Попытка коммунистов разделить задачи войны и революции вызывала у анархистов подозрение, что их революцию терпят постольку, поскольку сохраняется угроза фашизма. «СНТ» разъясняла суть опасений анархистов: пока массы будут бороться за победу, «известные силы, работая за кулисами, могут оказаться единственными силами, подготовленными для использования победы для обуздания революции»[761]. По сообщениям из полпредства СССР в НКИД, анархисты опасались, «что после победы над Франко испанские коммунисты, с помощью СССР, бросят все свои силы на уничтожение анархистов» и «многие» коммунисты тоже этого ждут[762]. Анархистам нужны были гарантии на будущее. Монтсени предлагала выработать платформу сотрудничества с анархистами как до, так и после победы над фашизмом. В СССР к этой идее отнеслись с вниманием. В донесении из Барселоны в НКИД СССР подчеркнута фраза: «платформа экономического переустройства Испании, приемлемая для большинства анархистов»[763].
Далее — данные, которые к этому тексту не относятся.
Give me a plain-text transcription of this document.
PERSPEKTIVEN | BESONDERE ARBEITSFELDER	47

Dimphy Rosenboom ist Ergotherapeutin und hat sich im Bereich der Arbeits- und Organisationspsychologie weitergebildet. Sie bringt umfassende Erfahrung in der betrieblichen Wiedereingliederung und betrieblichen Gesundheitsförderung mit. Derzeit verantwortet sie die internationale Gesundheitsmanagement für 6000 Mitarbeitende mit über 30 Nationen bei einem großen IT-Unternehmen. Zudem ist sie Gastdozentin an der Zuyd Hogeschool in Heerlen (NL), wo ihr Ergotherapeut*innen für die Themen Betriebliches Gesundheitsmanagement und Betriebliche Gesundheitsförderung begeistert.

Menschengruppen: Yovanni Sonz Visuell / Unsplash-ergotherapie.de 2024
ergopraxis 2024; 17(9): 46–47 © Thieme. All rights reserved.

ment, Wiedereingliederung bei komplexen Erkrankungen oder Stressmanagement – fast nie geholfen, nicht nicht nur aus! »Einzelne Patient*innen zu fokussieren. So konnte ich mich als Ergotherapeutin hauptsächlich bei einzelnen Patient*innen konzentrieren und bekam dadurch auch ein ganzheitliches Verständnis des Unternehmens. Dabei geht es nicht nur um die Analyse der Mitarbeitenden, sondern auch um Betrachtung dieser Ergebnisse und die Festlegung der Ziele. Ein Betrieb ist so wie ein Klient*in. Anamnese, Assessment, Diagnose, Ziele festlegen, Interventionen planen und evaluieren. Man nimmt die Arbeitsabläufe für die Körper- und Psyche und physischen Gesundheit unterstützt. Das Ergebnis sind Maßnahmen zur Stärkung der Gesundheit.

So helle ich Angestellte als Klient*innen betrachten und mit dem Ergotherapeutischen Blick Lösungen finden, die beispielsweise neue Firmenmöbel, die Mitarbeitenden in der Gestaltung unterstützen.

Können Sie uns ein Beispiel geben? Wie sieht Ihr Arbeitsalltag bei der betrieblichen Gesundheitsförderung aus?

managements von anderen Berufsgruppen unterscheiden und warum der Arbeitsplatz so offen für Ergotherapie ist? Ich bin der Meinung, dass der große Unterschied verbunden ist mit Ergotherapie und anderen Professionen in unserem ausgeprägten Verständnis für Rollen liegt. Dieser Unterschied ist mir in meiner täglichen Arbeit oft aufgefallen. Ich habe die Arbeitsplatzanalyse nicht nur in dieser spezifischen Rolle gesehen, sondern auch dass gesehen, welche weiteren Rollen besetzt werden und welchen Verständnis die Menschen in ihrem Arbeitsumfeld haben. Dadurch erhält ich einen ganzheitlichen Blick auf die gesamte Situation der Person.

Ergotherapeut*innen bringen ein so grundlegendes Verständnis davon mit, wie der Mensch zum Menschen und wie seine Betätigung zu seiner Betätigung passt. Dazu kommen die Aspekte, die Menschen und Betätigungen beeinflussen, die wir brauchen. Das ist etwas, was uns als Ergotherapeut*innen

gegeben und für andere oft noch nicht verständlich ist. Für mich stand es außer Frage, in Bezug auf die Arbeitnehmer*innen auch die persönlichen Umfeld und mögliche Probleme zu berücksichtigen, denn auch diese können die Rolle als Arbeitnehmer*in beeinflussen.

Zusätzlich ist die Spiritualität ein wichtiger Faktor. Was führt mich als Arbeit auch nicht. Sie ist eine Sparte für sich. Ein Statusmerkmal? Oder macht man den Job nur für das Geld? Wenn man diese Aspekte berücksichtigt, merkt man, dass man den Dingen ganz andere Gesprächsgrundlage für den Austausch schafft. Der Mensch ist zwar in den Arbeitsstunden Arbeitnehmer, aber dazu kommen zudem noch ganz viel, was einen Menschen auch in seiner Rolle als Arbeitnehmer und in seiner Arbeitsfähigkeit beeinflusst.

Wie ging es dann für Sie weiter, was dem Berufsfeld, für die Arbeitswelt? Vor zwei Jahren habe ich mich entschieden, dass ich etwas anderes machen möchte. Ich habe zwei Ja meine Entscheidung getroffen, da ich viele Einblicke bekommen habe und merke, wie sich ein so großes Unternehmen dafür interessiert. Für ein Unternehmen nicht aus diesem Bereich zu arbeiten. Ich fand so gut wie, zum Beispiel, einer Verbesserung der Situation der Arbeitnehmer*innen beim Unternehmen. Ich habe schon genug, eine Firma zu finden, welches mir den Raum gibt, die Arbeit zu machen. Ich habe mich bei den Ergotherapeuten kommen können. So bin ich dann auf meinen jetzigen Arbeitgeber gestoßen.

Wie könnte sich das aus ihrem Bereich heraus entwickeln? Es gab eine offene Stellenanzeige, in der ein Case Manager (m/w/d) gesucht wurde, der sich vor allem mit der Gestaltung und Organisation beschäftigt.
Представители НКТ считали, что такое централизованное управление обобществленными предприятиями может осуществляться с помощью отраслевых и провинциальных органов, директора будут назначаться по представлению профсоюзов. Это не национализация, которой добивались коммунисты. Платформа могла предусматривать и такие уступки в стиле НЭП, как свобода торговли, возвращение в частные руки предприятий свыше 50 человек, но при условии соблюдения социальных гарантий[764].
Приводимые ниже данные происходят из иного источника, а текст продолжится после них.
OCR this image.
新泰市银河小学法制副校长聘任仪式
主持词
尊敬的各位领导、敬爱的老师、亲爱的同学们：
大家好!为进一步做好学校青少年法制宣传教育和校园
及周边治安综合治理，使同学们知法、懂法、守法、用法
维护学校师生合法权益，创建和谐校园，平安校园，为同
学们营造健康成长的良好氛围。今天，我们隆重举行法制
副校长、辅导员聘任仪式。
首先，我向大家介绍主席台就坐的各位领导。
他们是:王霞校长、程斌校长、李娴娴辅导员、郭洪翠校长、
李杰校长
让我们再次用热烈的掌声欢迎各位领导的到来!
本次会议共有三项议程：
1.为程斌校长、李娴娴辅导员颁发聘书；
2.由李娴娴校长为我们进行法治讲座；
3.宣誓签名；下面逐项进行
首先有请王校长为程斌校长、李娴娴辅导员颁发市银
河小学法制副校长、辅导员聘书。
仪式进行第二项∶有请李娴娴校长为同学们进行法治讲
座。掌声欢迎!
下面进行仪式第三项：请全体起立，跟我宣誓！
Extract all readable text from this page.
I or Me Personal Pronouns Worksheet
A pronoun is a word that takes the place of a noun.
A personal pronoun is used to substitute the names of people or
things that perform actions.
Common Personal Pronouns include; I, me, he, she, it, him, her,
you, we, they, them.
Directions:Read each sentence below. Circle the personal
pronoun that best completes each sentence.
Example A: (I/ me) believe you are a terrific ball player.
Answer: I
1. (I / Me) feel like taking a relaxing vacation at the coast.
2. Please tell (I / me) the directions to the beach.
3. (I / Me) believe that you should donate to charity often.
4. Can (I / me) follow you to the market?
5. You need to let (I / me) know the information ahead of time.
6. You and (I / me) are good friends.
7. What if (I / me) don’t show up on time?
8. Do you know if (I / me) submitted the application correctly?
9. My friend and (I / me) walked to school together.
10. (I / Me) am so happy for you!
Казалось, «разъяснительная работа» коммунистов среди анархистов принесла плоды: «Целый фланг анархистского движения, фланг, о котором я только что говорил, со всеми его нюансами, идет с компартией под одними лозунгами»[765], – докладывал А. Марти. Лидеры НКТ в большинстве своем были анархо‑коммунистами и потому, как и российские анархисты, выдвигали лозунги, близкие по звучанию лозунгам коммунистов‑марксистов. Хотя в одни и те же слова вкладывалось разное содержание, коммунисты считали некоторых анархо‑синдикалистских лидеров «завоеванными уже на сторону ряда лозунгов, являющихся нашими»[766]. Выступая на секретариате ИККИ, А. Марти причислял анархо‑синдикалистских лидеров, в частности М. Васкеса, который в ноябре сменил Х. Прието на посту генерального секретаря НКТ, к «ядру, стоящему за единство», под которым Марти понимал противников «группы Кабальеро‑Галарсы»[767].
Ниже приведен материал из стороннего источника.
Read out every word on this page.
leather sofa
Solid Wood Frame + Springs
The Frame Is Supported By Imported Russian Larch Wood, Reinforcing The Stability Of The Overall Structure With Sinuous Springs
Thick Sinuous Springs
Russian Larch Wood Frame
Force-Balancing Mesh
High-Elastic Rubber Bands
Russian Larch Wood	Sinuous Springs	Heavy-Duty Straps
Марти считал необходимым втягивать НКТ и ФАИ в Народный фронт, вести совместную борьбу против «безответственных элементов, выступавших (при правке текста исправлено на „выступающих“ – эти элементы все еще сильны – А. Ш.) под флагом НКТ и ФАИ со своими провокационными действиями…»[768].

В результате в конце 1936 г. – начале 1937 г. отношения коммунистов и анархо‑синдикалистов были лучше, чем отношения последних с Ларго Кабальеро. Как сообщал Антонов‑Овсеенко о беседе с одним из руководителей ОСПК, «крайне отрицательно отзывается Пьеро о Кабальеро за его упрямую непримиримость к СНТ и ФАИ»[769]. Коммунисты надеялись использовать НКТ в начинающемся конфликте с Ларго Кабальеро.

 

 

«Испанский Ленин» или «махровый меньшевик»

 

Ларго Кабальеро называли «испанским Лениным». Однако коммунистом он не стал. Правый курс КПИ не устраивал Ларго Кабальеро и его сторонников. Они искали модель нового общества, которое образуется в ходе революции и будет соответствовать принципам демократического социализма. Познакомившись поближе с идеями, которые отстаивали вошедшие в правительство синдикалисты, кабальеристы стали склоняться к идее создания общества, базисом которого являются профсоюзные организации трудящихся. Отношение Ларго Кабальеро к социальной революции «по‑испански» эволюционировало, но не было враждебным. 1 февраля 1937 г. он заявил в кортесах: «Уже достаточно напробовано»[770]. Сделанного достаточно, нужно сохранить и упорядочить новые социальные отношения, но не отменять их. Это было близко и позиции лидеров НКТ, которые стремились упорядочить коллективизированный сектор. Каталонский конгресс НКТ 20 марта – 3 апреля 1937 г. решил не форсировать коллективизацию промышленности и борьбу с мелкой буржуазией[771]. Необходимо было упорядочить то, что уже получено в результате революции. Однако это воспринималось только как пауза на пути к синдикалистскому переустройству общества, на что указывали и советские наблюдатели: организация НКТ строится с упором на отраслевую «с явной целью форсировать коллективизацию этих отраслей»[772].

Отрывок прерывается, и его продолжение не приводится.